Une diversité d'acteurs

- Le monde du vocal se distingue par sa pluralité. Il se compose d'abord d'éditeurs, comme Telisma, Nuance, Acapela... On y trouve aussi des sociétés mettant à disposition leurs plateformes, telles que Genesys et Eloquent. Enfin, la dernière catégorie est celle des opérateurs/hébergeurs/intégrateurs, comme Prosodie, Jet Multimédia ou Atos Worldline. Au sein de ce microcosme, bien souvent des partenariats se nouent et des rapprochements s'opèrent de manière à exploiter les expertises de chacun.

La voix des marques

% Les outils de synthèse de la parole ont connu de profondes évolutions. Les voix utilisées sont de moins en moins robotisées et ont l'avantage d'humaniser la relation. Une tendance renforcée par la forte propension des marques à personnaliser l'accès aux informations. Le mouvement est similaire à celui observé sur Internet. Les arborescences proposées aux consommateurs sont fonction soit de leurs habitudes, soit de leurs choix. «Les marges de manoeuvre en matière de personnalisation des services vocaux sont encore importantes», estime Antoine Kauffeisen, directeur marketing d'Acapela. Comme pour la reconnaissance vocale et le langage naturel, «il devient possible d'associer une image sonore à la marque. Ainsi cette dernière peut construire sa charte vocale», explique-t-il. A noter que la synthèse permet de mettre à jour les informations très rapidement sur le serveur vocal. Si l'information écrite existe, elle peut rapidement être délivrée oralement.

SwissLife laisse la parole à ses clients Pour garantir le routage des appels, la branche Prévoyance et Santé de l'assureur a opté pour le langage naturel, qui permet d'éviter les «allers retours».

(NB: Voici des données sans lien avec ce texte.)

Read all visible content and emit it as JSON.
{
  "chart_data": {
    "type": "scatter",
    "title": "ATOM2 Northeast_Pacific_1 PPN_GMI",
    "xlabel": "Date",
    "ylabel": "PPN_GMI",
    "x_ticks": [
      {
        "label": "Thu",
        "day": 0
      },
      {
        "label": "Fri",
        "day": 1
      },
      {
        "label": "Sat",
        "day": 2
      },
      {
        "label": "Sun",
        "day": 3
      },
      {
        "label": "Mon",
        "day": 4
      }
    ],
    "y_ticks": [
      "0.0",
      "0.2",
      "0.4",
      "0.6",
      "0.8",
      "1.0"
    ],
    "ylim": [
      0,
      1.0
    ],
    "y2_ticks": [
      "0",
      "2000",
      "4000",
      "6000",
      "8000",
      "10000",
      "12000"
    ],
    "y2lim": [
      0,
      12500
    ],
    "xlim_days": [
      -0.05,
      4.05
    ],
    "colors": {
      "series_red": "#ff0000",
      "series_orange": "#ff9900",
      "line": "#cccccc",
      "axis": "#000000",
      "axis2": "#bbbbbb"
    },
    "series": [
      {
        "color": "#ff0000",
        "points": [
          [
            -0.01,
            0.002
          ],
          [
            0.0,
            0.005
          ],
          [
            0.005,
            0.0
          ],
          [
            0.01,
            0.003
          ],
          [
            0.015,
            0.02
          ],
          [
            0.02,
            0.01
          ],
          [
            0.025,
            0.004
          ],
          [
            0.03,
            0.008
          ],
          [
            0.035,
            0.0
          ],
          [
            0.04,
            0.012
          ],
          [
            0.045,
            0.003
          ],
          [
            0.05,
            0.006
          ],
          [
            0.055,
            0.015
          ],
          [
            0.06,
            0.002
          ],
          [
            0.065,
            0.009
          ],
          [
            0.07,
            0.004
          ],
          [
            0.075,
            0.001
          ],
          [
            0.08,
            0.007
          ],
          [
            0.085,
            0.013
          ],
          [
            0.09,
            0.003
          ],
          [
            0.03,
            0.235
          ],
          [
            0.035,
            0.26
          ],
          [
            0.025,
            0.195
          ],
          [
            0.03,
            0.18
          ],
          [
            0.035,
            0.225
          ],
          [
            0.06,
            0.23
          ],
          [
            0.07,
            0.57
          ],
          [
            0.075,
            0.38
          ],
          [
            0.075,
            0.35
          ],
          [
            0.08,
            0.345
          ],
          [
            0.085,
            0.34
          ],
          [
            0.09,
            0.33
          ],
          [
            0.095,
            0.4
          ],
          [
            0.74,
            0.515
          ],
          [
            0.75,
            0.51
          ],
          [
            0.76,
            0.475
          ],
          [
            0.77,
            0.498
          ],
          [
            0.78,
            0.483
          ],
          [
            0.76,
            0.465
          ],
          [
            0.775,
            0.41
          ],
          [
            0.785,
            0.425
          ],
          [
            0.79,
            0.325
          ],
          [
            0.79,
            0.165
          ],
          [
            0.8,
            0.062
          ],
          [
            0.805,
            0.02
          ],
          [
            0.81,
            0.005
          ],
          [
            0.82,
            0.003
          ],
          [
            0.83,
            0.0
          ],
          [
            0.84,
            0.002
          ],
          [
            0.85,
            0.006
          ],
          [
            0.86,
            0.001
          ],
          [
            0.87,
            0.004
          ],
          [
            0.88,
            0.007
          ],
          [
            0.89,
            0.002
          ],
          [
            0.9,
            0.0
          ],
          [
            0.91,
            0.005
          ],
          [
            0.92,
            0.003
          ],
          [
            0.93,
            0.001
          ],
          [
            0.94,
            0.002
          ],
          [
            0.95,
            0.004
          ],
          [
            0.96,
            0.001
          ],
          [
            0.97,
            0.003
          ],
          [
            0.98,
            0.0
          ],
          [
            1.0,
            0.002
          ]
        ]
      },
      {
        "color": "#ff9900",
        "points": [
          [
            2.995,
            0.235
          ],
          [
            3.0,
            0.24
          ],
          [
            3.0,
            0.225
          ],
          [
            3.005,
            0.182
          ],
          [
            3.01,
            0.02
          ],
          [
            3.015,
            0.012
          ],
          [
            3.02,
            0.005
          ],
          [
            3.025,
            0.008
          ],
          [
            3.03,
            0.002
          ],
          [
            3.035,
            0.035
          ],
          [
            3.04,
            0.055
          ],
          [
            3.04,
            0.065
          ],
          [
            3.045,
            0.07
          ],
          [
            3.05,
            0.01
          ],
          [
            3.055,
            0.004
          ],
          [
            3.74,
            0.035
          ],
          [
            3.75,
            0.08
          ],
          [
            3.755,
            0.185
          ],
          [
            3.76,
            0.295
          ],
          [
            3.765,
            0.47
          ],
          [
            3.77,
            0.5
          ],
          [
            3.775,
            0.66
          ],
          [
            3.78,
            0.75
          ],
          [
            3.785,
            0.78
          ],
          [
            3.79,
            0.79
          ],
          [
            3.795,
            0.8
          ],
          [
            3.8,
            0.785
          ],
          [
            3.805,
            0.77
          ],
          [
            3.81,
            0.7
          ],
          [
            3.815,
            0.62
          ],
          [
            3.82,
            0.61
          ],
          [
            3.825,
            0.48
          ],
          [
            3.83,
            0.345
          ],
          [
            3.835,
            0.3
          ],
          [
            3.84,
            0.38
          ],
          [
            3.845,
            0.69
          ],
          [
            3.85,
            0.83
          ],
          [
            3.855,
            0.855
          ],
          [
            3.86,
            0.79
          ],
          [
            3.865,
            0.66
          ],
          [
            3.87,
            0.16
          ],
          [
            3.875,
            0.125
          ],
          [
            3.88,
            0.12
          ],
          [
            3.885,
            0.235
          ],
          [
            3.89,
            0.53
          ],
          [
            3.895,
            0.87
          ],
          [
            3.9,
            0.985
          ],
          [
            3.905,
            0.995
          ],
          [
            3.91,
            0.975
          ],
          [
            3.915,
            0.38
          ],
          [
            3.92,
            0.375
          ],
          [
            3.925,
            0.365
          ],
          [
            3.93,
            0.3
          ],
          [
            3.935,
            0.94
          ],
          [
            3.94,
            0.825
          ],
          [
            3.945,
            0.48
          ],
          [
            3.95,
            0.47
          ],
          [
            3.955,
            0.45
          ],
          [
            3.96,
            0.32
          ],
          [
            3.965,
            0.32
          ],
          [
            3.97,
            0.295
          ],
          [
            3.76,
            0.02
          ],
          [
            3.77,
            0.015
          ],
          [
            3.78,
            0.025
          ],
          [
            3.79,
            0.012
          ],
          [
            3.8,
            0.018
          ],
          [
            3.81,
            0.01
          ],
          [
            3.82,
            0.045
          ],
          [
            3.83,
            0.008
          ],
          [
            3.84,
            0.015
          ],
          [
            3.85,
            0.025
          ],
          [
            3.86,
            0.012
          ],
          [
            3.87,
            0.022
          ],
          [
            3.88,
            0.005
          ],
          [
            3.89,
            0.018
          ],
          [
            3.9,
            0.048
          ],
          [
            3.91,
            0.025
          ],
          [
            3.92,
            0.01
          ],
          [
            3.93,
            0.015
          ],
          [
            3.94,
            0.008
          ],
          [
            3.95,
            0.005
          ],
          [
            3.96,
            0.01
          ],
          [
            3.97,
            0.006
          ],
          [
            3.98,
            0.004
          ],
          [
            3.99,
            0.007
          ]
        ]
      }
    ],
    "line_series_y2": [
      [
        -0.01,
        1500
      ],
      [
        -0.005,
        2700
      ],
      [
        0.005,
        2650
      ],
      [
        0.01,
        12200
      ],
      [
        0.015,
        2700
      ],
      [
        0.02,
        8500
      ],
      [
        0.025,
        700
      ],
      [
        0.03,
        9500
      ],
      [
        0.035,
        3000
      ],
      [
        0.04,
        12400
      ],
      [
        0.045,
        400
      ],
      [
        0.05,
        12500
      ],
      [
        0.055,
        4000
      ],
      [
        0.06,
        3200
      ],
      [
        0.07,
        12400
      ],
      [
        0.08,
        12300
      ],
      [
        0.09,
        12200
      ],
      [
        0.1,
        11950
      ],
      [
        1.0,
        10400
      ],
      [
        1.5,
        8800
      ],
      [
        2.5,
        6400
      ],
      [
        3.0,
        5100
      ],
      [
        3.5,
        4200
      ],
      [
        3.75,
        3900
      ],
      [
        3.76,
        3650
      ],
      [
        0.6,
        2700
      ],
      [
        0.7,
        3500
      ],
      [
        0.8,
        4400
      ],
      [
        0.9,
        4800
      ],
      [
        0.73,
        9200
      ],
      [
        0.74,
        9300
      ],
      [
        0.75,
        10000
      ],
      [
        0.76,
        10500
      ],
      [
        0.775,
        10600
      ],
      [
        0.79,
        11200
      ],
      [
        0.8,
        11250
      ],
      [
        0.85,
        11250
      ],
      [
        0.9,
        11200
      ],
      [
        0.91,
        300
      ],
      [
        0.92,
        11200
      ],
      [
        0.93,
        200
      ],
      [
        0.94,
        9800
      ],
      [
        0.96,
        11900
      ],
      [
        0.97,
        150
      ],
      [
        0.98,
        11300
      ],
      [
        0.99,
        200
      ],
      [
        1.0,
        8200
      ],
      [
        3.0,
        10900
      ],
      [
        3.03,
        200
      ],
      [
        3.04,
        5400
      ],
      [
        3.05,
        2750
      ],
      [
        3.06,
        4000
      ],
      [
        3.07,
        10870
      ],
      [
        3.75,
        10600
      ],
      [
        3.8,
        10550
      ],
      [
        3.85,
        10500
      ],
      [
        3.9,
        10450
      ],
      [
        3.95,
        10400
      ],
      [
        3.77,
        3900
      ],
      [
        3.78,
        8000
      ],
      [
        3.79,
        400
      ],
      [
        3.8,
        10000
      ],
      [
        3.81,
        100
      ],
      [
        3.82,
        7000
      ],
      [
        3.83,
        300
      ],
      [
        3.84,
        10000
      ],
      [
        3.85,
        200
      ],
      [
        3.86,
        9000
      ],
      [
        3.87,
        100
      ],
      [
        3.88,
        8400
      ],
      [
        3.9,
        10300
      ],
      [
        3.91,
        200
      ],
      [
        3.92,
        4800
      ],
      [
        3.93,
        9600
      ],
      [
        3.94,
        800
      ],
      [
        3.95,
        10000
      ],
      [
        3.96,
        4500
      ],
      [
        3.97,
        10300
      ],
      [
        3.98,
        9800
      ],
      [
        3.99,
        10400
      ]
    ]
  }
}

SwissLife ne pensait pas, il y a quelques mois, se lancer dans le vocal. «Nous trouvions que la reconnaissance vocale et le DTMF ne permettaient pas de mettre au point un service performant et de qualité», se souvient Eric Bertolotti, responsable des services nationaux de SwissLife Prévoyance et Santé. Mais la réflexion de l'assureur le poussait à envisager l'automatisation, au moins pour la consultation des remboursements. En parallèle, le langage naturel a vu le jour et, très rapidement, le groupe a considéré cette nouvelle technologie avec intérêt. «Nous aimions beaucoup l'idée d'apparaître comme une entreprise innovante. En même temps, notre clientèle étant composée de personnes de tous âges, nous nous devions de fournir un accès suffisamment facile.» Le langage naturel satisfait ces exigences et permet notamment d'éviter les «allers retours». C'est la solution de Prosodie qui a été sélectionnée, dans la mesure où elle propose nativement la présence d'un assistant opérateur. Grâce aux technologies vocales et à la mise en place d'un centre d'appels virtuel, un numéro unique assure l'accès à SwissLife Prévoyance et Santé. Les flux sont ensuite routés vers une des
26 compétences métiers. En amont, six mois de travail ont permis de lister les motifs d'appels et de structurer le système, accessible depuis juillet dernier. La technologie assure une meilleure allocation des ressources humaines. «Nous gérons mieux les équipes et optimisons les flux», assure Eric Bertolotti. Ainsi, l'assureur a pu déléguer à son prestataire les appels les plus simples à traiter. Le temps d'attente moyen a diminué de près de 15%. La voix utilisée pour inviter le client à s'exprimer est volontairement naturelle et passe bien auprès de toutes les classes d'âge. La liberté de choix s'avère totale pour l'appelant. «Nous avons pu observer que le vocabulaire utilisé par les clients n'est pas forcément celui que nous aurions choisi si nous avions eu à créer une arborescence», indique Eric Bertolotti. SwissLife pense déjà à la version 2 de son serveur vocal, qui incorporerait des services intégralement en self-care (sans impliquer la moindre intervention humaine directe) pour la consultation des remboursements et des niveaux de garantie, ainsi que pour le déclenchement des cartes de tiers payant. Ce qui correspond aujourd'hui, lorsque des opérateurs interviennent, à environ 20% des contacts. En revanche, les échanges sur ces questions se révèlent très brefs. Grâce au gain de temps, SwissLife devrait se consacrer davantage à la fidélisation. «Nous pourrons, par exemple, nous intéresser aux dates d'échéance des contrats et faire des offres afin de diminuer le taux d'attrition», précise Eric Bertolotti.